Ik bel Ira Kaplan (gitarist, zanger, levensgezel van drumster Georgia Hubley) wanneer hij door de gangen van The Fillmore in San Francisco banjert, de legendarische rocktempel waar hij later die avond zal optreden.
HUMO Wat is je favoriete stukje muziekgeschiedenis dat aan The Fillmore kleeft?
IRA KAPLAN (lachje) «Ik ben niet zo tuk op ‘je favoriete dit of dat’-vragen, maar omdat jij het bent: veel beter dan de Jefferson Airplane-liveplaat ‘Bless Its Pointed Little Head’ wordt het niet. Elke groep uit de tegencultuur van de jaren 60 heeft hier gespeeld, hè. Zelfs The Velvet Underground met Nico.»

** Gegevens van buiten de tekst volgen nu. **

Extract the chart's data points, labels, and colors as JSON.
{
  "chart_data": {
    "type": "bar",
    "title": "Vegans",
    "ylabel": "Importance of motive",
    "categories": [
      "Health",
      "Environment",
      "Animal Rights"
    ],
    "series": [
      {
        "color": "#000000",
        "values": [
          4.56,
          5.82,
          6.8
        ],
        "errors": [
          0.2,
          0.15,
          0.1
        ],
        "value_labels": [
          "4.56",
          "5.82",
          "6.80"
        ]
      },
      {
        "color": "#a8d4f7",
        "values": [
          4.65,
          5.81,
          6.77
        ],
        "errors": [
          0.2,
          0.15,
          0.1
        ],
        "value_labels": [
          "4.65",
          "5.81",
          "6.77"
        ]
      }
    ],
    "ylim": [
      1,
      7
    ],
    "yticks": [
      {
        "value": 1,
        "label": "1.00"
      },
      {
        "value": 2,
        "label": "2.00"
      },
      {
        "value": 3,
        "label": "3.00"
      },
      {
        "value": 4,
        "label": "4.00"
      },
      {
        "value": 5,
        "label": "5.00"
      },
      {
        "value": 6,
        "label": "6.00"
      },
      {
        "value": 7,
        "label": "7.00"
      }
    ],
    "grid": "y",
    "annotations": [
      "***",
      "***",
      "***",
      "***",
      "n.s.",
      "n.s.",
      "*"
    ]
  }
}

HUMO Dé legendarische club waar Yo La Tengo kind aan huis was, was CBGB, van 1973 tot 2006 de thuishaven voor all things punk in New York.
KAPLAN «De eerste keer dat we er geafficheerd stonden, speelden we tijdens de zogenoemde graveyard shift: na de headliner, waardoor je voor een paar dronken koppen en de schoonmaakploeg stond. Ach ja, we waren allang blij dat we érgens mochten staan (lacht). En zo slecht is het ons niet afgegaan in CBGB. Later heeft Dave Matthews Band nog ónze nachtshift verzorgd!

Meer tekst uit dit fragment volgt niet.